The fictional story of Johann Smith is tragic.  But the tragedy of that story pales in comparison to the real-life tragedy that John tells us about in verses 10 and 11 above.  Jesus Christ, the Word of God through whom the world and everything in it was made, came to earth that He had created, to the people that He had made.  But, instead of being warmly welcomed, worshiped, and adored as the creator, the people to whom He came rejected Him, beat Him, and crucified Him.

John is, I think, very charitable in telling us that the reason that they rejected Him was that they didn’t recognize Him.  He looked just like any other ordinary guy; who knew that this was God in the flesh!  If they had only known, surely they would have treated Him better!  But I don’t think they would have.  Jesus told them repeatedly and quite clearly exactly Who He was – that He and the Father were one.  He clearly and powerfully demonstrated it by performing miracles among them that no one had ever seen before.  He spoke to them of heavenly things as one who had first-hand knowledge of them.  And He reached out to all people, from the highest religious authority to the lowliest outcasts, with a powerful love, pleading with them to turn to the God who loved them and wanted to draw them close to Himself.  But too many of the people were not willing to receive Him for who He was (cf., Matthew 27:37).

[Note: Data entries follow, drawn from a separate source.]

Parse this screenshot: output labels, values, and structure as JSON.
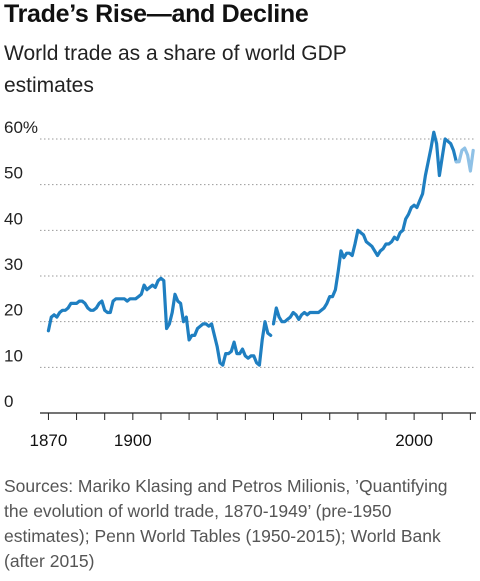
{
  "title": "Trade’s Rise—and Decline",
  "subtitle": "World trade as a share of world GDP estimates",
  "source": "Sources: Mariko Klasing and Petros Milionis, ’Quantifying the evolution of world trade, 1870-1949’ (pre-1950 estimates); Penn World Tables (1950-2015); World Bank (after 2015)",
  "colors": {
    "line_dark": "#1f7fc1",
    "line_light": "#8fc1e6",
    "grid": "#9a9a9a",
    "axis": "#222222"
  },
  "chart_data": {
    "type": "line",
    "title": "Trade’s Rise—and Decline",
    "subtitle": "World trade as a share of world GDP estimates",
    "xlabel": "",
    "ylabel": "",
    "xlim": [
      1867,
      2022
    ],
    "ylim": [
      0,
      60
    ],
    "yticks": [
      0,
      10,
      20,
      30,
      40,
      50,
      60
    ],
    "ytick_labels": [
      "0",
      "10",
      "20",
      "30",
      "40",
      "50",
      "60%"
    ],
    "xticks": [
      1870,
      1900,
      2000
    ],
    "xtick_labels": [
      "1870",
      "1900",
      "2000"
    ],
    "xtick_marks": [
      1870,
      1880,
      1890,
      1900,
      1910,
      1920,
      1930,
      1940,
      1950,
      1960,
      1970,
      1980,
      1990,
      2000,
      2010,
      2020
    ],
    "grid": true,
    "series": [
      {
        "segment": "pre-1950 estimates",
        "color": "#1f7fc1",
        "x": [
          1870,
          1871,
          1872,
          1873,
          1874,
          1875,
          1876,
          1877,
          1878,
          1879,
          1880,
          1881,
          1882,
          1883,
          1884,
          1885,
          1886,
          1887,
          1888,
          1889,
          1890,
          1891,
          1892,
          1893,
          1894,
          1895,
          1896,
          1897,
          1898,
          1899,
          1900,
          1901,
          1902,
          1903,
          1904,
          1905,
          1906,
          1907,
          1908,
          1909,
          1910,
          1911,
          1912,
          1913,
          1914,
          1915,
          1916,
          1917,
          1918,
          1919,
          1920,
          1921,
          1922,
          1923,
          1924,
          1925,
          1926,
          1927,
          1928,
          1929,
          1930,
          1931,
          1932,
          1933,
          1934,
          1935,
          1936,
          1937,
          1938,
          1939,
          1940,
          1941,
          1942,
          1943,
          1944,
          1945,
          1946,
          1947,
          1948,
          1949
        ],
        "y": [
          18,
          21,
          21.5,
          21,
          22,
          22.5,
          22.5,
          23,
          24,
          24,
          24,
          24.5,
          24.5,
          24,
          23,
          22.5,
          22.5,
          23,
          24,
          24.5,
          22.5,
          22,
          22,
          24.5,
          25,
          25,
          25,
          25,
          24.5,
          25,
          25,
          25,
          25.5,
          26,
          28,
          27,
          27.5,
          28,
          27.5,
          29,
          29.5,
          29,
          18.5,
          19.5,
          22,
          26,
          24.5,
          24,
          20,
          21,
          16,
          17,
          17,
          18.5,
          19,
          19.5,
          19.5,
          19,
          19.5,
          17,
          14.5,
          11,
          10.5,
          13,
          13,
          13.5,
          15.5,
          13,
          13,
          14,
          12.5,
          12,
          12.5,
          12.5,
          11,
          10.5,
          16,
          20,
          17.5,
          17
        ]
      },
      {
        "segment": "1950-2015",
        "color": "#1f7fc1",
        "x": [
          1950,
          1951,
          1952,
          1953,
          1954,
          1955,
          1956,
          1957,
          1958,
          1959,
          1960,
          1961,
          1962,
          1963,
          1964,
          1965,
          1966,
          1967,
          1968,
          1969,
          1970,
          1971,
          1972,
          1973,
          1974,
          1975,
          1976,
          1977,
          1978,
          1979,
          1980,
          1981,
          1982,
          1983,
          1984,
          1985,
          1986,
          1987,
          1988,
          1989,
          1990,
          1991,
          1992,
          1993,
          1994,
          1995,
          1996,
          1997,
          1998,
          1999,
          2000,
          2001,
          2002,
          2003,
          2004,
          2005,
          2006,
          2007,
          2008,
          2009,
          2010,
          2011,
          2012,
          2013,
          2014,
          2015
        ],
        "y": [
          19.5,
          23,
          21,
          20,
          20,
          20.5,
          21,
          22,
          21.5,
          20.5,
          21.5,
          22,
          21.5,
          22,
          22,
          22,
          22,
          22.5,
          23,
          24,
          25.5,
          25.5,
          27,
          31,
          35.5,
          34,
          35,
          35,
          34.5,
          37,
          40,
          39.5,
          39,
          37.5,
          37,
          36.5,
          35.5,
          34.5,
          35.5,
          36,
          37,
          37,
          37.5,
          38.5,
          38,
          39.5,
          40,
          42.5,
          43.5,
          45,
          45.5,
          45,
          46.5,
          48,
          52,
          55,
          58,
          61.5,
          59,
          52,
          56,
          60,
          59.5,
          59,
          57.5,
          55
        ]
      },
      {
        "segment": "after 2015",
        "color": "#8fc1e6",
        "x": [
          2015,
          2016,
          2017,
          2018,
          2019,
          2020,
          2021
        ],
        "y": [
          55,
          55,
          57.5,
          58,
          56.5,
          53,
          57.5
        ]
      }
    ]
  }
}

But, thankfully, verse 13 gives us the other side of the picture:  Yet to all who received him, to those who believed in his name, he gave the right to become children of God–children born not of natural descent, nor of human decision or a husband’s will, but born of God.  Jesus was rejected by the majority of the people that He tried to reach – they just couldn’t receive Him for Who He really was.  But there were some who did receive Him, and they became legitimate children of God, and the core of believers through whom the Christian Church would grow and blossom and spread throughout the world.

Today the two viewpoints on Jesus are still alive and well.  There are many people who still reject Jesus, refusing to receive Him for Who He is, willing only to accept that He was a good man or a great moral teacher, but definitely not God in the flesh.  And in the process they end up putting themselves solidly outside of the grace of the loving God Who gave His very best to save them.  But there are also people today who receive Jesus for Who He really is:  the eternal Word of God, one with the Father since before the world began – God Himself in the flesh who came to earth to die for the sins of all mankind.  And those people have received the right to become legitimate children of God, loving Him and living in His presence from now all the way to forever.